2 min

Losing your Cherry

Now it's obscene, now it's not

Credit: Xtra files

Too bad booksellers can’t sell, “Sorry.”

Canada Customs has decided it shouldn’t have seized copies of the lesbian erotic novel Cherry, bound last summer for queer bookstores. But Canada’s friendly border guardian still hasn’t gotten around to returning the seized shipments of the books.

“We’re sitting here, basically waiting,” says April Grant, spokesperson for Bleeding Rose, a lesbian and gay bookstore in Victoria, BC. It got notice in October that after a reassessment, Cherry was determined not to be obscene. Glad Day Bookshop in Toronto got a similar letter.

“Although the books contain some areas of concern, it would appear that the portray of sex is essential to a wider purpose,” the letter states. “Please accept our apologies for this error in determination and for the delay we have caused you in receiving these items.”

After the books were seized, the bookstores submitted letters and artists’ statements, arguing for Cherry’s literary merits. This is a new step in the process, added after the Supreme Court Of Canada decided in 2000 that Canada Customs unfairly picked on Vancouver’s Little Sister’s bookstore.

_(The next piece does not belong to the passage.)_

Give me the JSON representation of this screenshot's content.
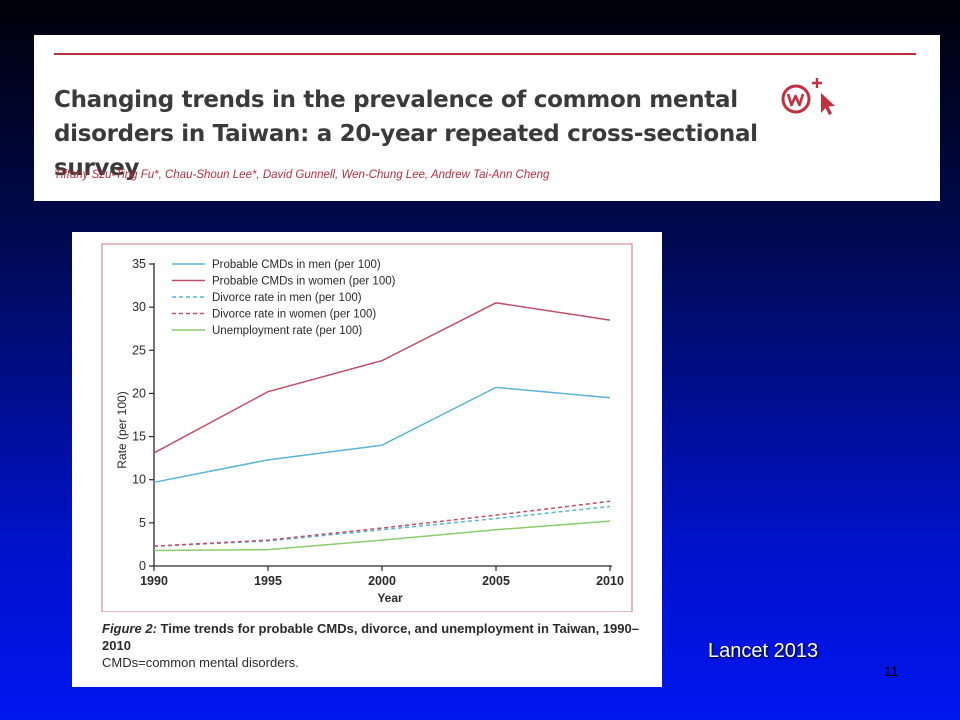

Grant is worried that the Cherry episode has put Bleeding Rose on the Canada Customs radar from now on. Invoices for three shipments of imported books recently arrived – but the books are nowhere in sight.

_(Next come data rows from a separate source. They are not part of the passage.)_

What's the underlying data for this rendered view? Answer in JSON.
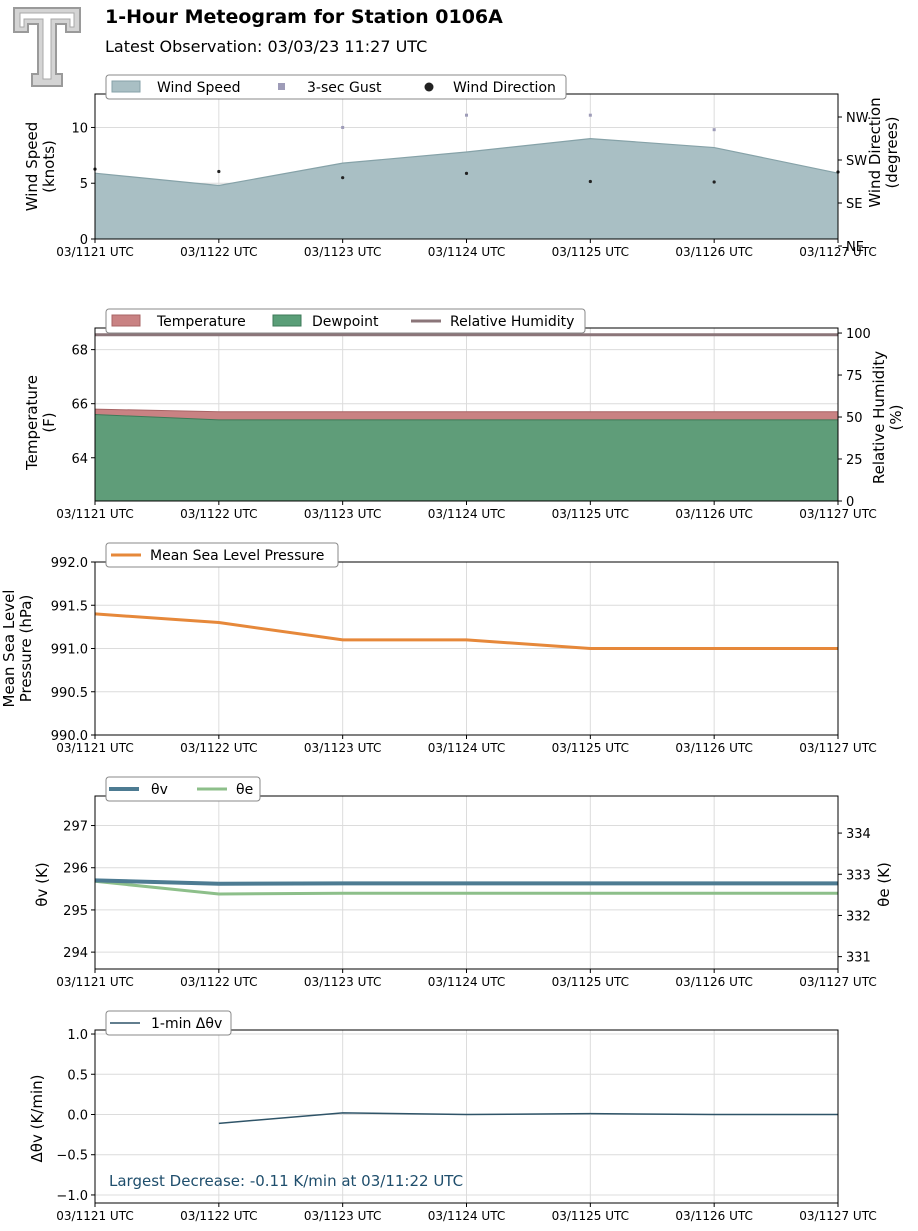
{
  "header": {
    "title": "1-Hour Meteogram for Station 0106A",
    "subtitle": "Latest Observation: 03/03/23 11:27 UTC"
  },
  "x_tick_labels": [
    "03/1121 UTC",
    "03/1122 UTC",
    "03/1123 UTC",
    "03/1124 UTC",
    "03/1125 UTC",
    "03/1126 UTC",
    "03/1127 UTC"
  ],
  "colors": {
    "wind_fill": "#a9bfc4",
    "wind_line": "#86a2a8",
    "gust": "#9e9cb8",
    "direction": "#222222",
    "temperature": "#c98283",
    "dewpoint": "#5a9e78",
    "rh": "#8b7579",
    "pressure": "#e6883a",
    "theta_v": "#4d7b92",
    "theta_e": "#8dbf8a",
    "delta": "#2f5468",
    "annotation": "#1f4e6c"
  },
  "chart_data": [
    {
      "type": "area",
      "id": "wind",
      "ylabel": [
        "Wind Speed",
        "(knots)"
      ],
      "ylabel2": [
        "Wind Direction",
        "(degrees)"
      ],
      "ylim": [
        0,
        13
      ],
      "yticks": [
        0,
        5,
        10
      ],
      "y2ticks": [
        "NE",
        "SE",
        "SW",
        "NW"
      ],
      "legend": [
        "Wind Speed",
        "3-sec Gust",
        "Wind Direction"
      ],
      "grid": true,
      "series": [
        {
          "name": "Wind Speed",
          "values": [
            5.9,
            4.8,
            6.8,
            7.8,
            9.0,
            8.2,
            5.9
          ]
        },
        {
          "name": "3-sec Gust",
          "values": [
            null,
            null,
            10.0,
            11.1,
            11.1,
            9.8,
            null
          ]
        },
        {
          "name": "Wind Direction",
          "values": [
            206,
            201,
            188,
            197,
            180,
            179,
            200
          ]
        }
      ]
    },
    {
      "type": "area",
      "id": "temp",
      "ylabel": [
        "Temperature",
        "(F)"
      ],
      "ylabel2": [
        "Relative Humidity",
        "(%)"
      ],
      "ylim": [
        62.4,
        68.8
      ],
      "yticks": [
        64,
        66,
        68
      ],
      "y2lim": [
        0,
        103
      ],
      "y2ticks": [
        0,
        25,
        50,
        75,
        100
      ],
      "legend": [
        "Temperature",
        "Dewpoint",
        "Relative Humidity"
      ],
      "grid": true,
      "series": [
        {
          "name": "Temperature",
          "values": [
            65.8,
            65.7,
            65.7,
            65.7,
            65.7,
            65.7,
            65.7
          ]
        },
        {
          "name": "Dewpoint",
          "values": [
            65.6,
            65.4,
            65.4,
            65.4,
            65.4,
            65.4,
            65.4
          ]
        },
        {
          "name": "Relative Humidity",
          "values": [
            99,
            99,
            99,
            99,
            99,
            99,
            99
          ]
        }
      ]
    },
    {
      "type": "line",
      "id": "pres",
      "ylabel": [
        "Mean Sea Level",
        "Pressure (hPa)"
      ],
      "ylim": [
        990.0,
        992.0
      ],
      "yticks": [
        "990.0",
        "990.5",
        "991.0",
        "991.5",
        "992.0"
      ],
      "legend": [
        "Mean Sea Level Pressure"
      ],
      "grid": true,
      "series": [
        {
          "name": "Mean Sea Level Pressure",
          "values": [
            991.4,
            991.3,
            991.1,
            991.1,
            991.0,
            991.0,
            991.0
          ]
        }
      ]
    },
    {
      "type": "line",
      "id": "theta",
      "ylabel": "θv (K)",
      "ylabel2": "θe (K)",
      "ylim": [
        293.6,
        297.7
      ],
      "yticks": [
        294,
        295,
        296,
        297
      ],
      "y2lim": [
        330.7,
        334.9
      ],
      "y2ticks": [
        331,
        332,
        333,
        334
      ],
      "legend": [
        "θv",
        "θe"
      ],
      "grid": true,
      "series": [
        {
          "name": "θv",
          "values": [
            295.7,
            295.62,
            295.63,
            295.63,
            295.63,
            295.63,
            295.63
          ]
        },
        {
          "name": "θe",
          "values": [
            332.83,
            332.52,
            332.54,
            332.54,
            332.54,
            332.54,
            332.54
          ]
        }
      ]
    },
    {
      "type": "line",
      "id": "delta",
      "ylabel": "Δθv (K/min)",
      "ylim": [
        -1.1,
        1.05
      ],
      "yticks": [
        "−1.0",
        "−0.5",
        "0.0",
        "0.5",
        "1.0"
      ],
      "legend": [
        "1-min Δθv"
      ],
      "grid": true,
      "annotation": "Largest Decrease: -0.11 K/min at 03/11:22 UTC",
      "series": [
        {
          "name": "1-min Δθv",
          "values": [
            null,
            -0.11,
            0.02,
            0.0,
            0.01,
            0.0,
            0.0
          ]
        }
      ]
    }
  ]
}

“It’s affected our daily business since then,” Grant says.

In an original assessment of Cherry, depictions of lesbian fisting caught the eye of the inspecting customs officer. Customs considers fisting obscene, though it is not in the Criminal Code nor banned by Ontario and Quebec film review boards. (The Canada Customs And Revenue Agency refuses to answer questions on this policy.)

Cherry author Charlotte Cooper says being a banned writer has been a strange experience, especially all the support and publicity.

“If it weren’t for the devastating effect of Canada Customs’ policies on small independent queer businesses, I’d almost say that that being seized by them is a great career move for any provocative new writer,” says Cooper. “People are really angry about the seizure, and shocked that detentions of queer books are commonplace.”

Customs seized another book this summer, The Slave King by Ben Elliott, though, oddly, they also sent booksellers a letter saying the book was okay. The Slave King finally showed up three weeks ago at Bleeding Rose and Glad Day. Bleeding Rose had only ordered one copy, but abuse by Customs left it almost unsellable.

“Its spine is broken. It’s been well read, well thumbed through,” says Grant.

Grant says there are several unfair things about the process. Just because these two titles have passed muster this time doesn’t mean they won’t be detained again. As well, copies of The Slave King and Cherry have been available at mainstream bookstores in Canada for months.